Most operators get bad AI output because they're too proud to admit they don't understand the answer. Here's what I do instead.

There's a scene in The Office where Michael Scott asks his accountants to explain the budget "like I'm a second grader."

Everyone in the room thinks he's being ridiculous.

He's not.

The most common mistake operators make when working with AI tools is quietly accepting outputs they don't fully understand. They nod along, copy the answer, move on — because admitting you don't understand feels like weakness.

It isn't. It's the fastest path to worse outputs and compounding errors.

Here's what I actually do:

When an AI assistant explains something in language I don't recognize — a technical architecture, an unfamiliar framework, a process I've never seen before — I stop it and say exactly this:

"I don't know what that means. Explain it in the most basic terms possible, like you're teaching someone with zero background. Then continue."

Not "please simplify." Not "can you clarify?" Full stop, full honesty, Michael Scott mode.

Two things happen, both valuable:

The explanation gets better. AI systems match your stated level. When you perform expertise you don't have, you get expert-level explanations that build on assumptions you can't verify. When you drop the performance, the explanation drops to where you actually are.

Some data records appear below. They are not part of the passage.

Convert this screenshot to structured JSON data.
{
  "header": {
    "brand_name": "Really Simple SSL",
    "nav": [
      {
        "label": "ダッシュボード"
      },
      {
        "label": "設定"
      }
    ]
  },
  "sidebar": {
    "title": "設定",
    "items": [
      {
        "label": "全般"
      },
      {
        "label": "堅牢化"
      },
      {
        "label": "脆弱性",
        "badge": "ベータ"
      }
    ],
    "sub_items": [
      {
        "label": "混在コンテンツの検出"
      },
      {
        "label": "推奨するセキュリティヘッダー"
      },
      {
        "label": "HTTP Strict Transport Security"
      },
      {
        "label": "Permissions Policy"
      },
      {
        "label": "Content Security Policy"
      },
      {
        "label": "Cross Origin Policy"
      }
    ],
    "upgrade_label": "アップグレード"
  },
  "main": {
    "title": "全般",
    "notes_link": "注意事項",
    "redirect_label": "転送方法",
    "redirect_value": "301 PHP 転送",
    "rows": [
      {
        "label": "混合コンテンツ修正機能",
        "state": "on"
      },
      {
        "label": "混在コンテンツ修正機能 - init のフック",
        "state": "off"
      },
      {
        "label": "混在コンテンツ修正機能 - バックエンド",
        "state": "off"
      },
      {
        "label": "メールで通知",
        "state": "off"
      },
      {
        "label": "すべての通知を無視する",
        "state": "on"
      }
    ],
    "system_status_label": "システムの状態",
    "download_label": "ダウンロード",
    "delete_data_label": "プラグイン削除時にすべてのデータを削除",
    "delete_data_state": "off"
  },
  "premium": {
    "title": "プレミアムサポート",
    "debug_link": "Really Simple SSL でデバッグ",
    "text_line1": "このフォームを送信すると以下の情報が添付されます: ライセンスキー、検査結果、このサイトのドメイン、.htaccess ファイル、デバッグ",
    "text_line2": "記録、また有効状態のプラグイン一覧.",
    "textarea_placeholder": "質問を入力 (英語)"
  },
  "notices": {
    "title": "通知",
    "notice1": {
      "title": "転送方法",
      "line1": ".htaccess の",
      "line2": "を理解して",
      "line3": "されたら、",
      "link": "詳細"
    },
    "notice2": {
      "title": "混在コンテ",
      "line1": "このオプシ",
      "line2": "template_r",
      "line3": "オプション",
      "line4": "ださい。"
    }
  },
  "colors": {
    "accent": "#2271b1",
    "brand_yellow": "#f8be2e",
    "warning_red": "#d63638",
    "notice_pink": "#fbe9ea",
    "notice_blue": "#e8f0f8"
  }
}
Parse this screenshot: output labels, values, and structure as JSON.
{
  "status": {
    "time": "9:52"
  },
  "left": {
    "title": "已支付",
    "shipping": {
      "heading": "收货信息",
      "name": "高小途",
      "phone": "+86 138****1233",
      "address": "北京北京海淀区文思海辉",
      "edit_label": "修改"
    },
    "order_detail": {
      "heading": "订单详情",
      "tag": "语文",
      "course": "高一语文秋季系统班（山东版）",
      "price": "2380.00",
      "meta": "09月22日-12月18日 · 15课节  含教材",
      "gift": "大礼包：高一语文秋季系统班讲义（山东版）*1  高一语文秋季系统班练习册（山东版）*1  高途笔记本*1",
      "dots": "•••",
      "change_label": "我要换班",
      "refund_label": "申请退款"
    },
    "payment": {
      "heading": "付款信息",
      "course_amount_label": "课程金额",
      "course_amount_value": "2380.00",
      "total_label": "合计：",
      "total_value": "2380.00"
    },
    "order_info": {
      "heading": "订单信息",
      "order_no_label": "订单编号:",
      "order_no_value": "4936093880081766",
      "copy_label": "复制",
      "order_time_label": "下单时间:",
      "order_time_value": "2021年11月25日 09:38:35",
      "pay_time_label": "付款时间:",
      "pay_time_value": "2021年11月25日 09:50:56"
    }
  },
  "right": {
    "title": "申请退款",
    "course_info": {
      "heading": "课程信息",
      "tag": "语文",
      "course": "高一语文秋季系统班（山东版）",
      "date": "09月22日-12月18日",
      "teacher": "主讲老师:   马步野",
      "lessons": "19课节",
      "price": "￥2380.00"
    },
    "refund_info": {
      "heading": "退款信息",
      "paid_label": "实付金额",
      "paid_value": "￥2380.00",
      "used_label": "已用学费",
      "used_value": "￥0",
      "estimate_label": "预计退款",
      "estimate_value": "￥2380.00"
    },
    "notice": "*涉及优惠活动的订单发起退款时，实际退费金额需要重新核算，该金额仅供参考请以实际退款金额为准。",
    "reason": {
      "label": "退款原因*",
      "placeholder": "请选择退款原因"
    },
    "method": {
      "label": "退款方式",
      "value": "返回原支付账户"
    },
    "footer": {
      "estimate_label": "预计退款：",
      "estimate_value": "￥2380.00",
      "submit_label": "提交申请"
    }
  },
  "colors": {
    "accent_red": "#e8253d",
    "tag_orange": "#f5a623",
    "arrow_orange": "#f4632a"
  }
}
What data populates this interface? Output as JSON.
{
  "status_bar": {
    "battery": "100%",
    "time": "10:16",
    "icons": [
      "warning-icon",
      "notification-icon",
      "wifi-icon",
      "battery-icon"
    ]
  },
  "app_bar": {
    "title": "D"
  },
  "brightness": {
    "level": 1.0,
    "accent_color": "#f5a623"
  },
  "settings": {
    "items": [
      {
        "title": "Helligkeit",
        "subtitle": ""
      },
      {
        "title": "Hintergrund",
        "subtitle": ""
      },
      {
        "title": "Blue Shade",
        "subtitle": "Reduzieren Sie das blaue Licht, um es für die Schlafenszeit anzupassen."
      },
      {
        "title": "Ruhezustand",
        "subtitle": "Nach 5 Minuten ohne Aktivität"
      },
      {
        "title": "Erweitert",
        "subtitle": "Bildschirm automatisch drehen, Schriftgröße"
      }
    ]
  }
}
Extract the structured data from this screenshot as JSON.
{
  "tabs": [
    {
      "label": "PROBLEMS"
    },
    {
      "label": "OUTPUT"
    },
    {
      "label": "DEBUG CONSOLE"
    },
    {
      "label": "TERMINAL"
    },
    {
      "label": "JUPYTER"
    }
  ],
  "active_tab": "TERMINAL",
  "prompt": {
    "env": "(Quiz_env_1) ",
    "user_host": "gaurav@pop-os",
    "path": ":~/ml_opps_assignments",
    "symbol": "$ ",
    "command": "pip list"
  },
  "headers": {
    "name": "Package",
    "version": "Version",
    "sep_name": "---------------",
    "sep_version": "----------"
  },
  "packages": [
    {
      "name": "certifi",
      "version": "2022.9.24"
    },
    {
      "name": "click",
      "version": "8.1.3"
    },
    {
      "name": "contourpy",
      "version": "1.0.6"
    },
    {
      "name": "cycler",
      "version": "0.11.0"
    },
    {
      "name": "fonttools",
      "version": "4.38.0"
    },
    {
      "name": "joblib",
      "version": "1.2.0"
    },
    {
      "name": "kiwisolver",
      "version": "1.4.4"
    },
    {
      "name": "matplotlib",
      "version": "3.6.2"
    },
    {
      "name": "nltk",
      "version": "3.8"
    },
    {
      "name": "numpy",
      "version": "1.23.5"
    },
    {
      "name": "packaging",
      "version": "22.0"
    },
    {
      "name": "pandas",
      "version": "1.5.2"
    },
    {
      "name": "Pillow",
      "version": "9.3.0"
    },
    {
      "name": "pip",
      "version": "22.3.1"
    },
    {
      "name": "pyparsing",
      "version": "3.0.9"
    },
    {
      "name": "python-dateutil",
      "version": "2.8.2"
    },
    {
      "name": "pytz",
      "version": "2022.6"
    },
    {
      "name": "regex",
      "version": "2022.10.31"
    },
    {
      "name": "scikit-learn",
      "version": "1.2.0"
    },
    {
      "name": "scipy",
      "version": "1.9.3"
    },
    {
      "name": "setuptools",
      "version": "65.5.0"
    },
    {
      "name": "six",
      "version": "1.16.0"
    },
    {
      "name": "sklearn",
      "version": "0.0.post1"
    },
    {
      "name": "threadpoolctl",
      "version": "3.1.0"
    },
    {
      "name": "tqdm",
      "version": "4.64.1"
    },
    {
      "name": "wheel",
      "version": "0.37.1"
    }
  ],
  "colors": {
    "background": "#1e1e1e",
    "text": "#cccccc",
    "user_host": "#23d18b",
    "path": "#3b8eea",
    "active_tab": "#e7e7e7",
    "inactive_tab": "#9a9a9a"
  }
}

You start catching errors. Simple explanations surface assumptions. When you demand basic language, you often discover the model was assuming something that doesn't apply to your situation. That assumption, left unchallenged, would have sent you down the wrong path. The second-grader question is a probe.

The corollary: you can instruct the AI to educate as it executes. Tell it upfront: "As we work through this, explain your reasoning and flag anything I should understand before we proceed. Don't assume I know the terminology."

This is how operators who aren't engineers get production-grade outputs. Not by pretending to know everything. By explicitly instructing the system to meet them where they are.

Michael Scott was onto something. He just didn't have the follow-through.


If this is the framework you're operating with: Opus plans, Sonnet executes, and you ask every question you actually have. The discipline is in the loop, not the pretending.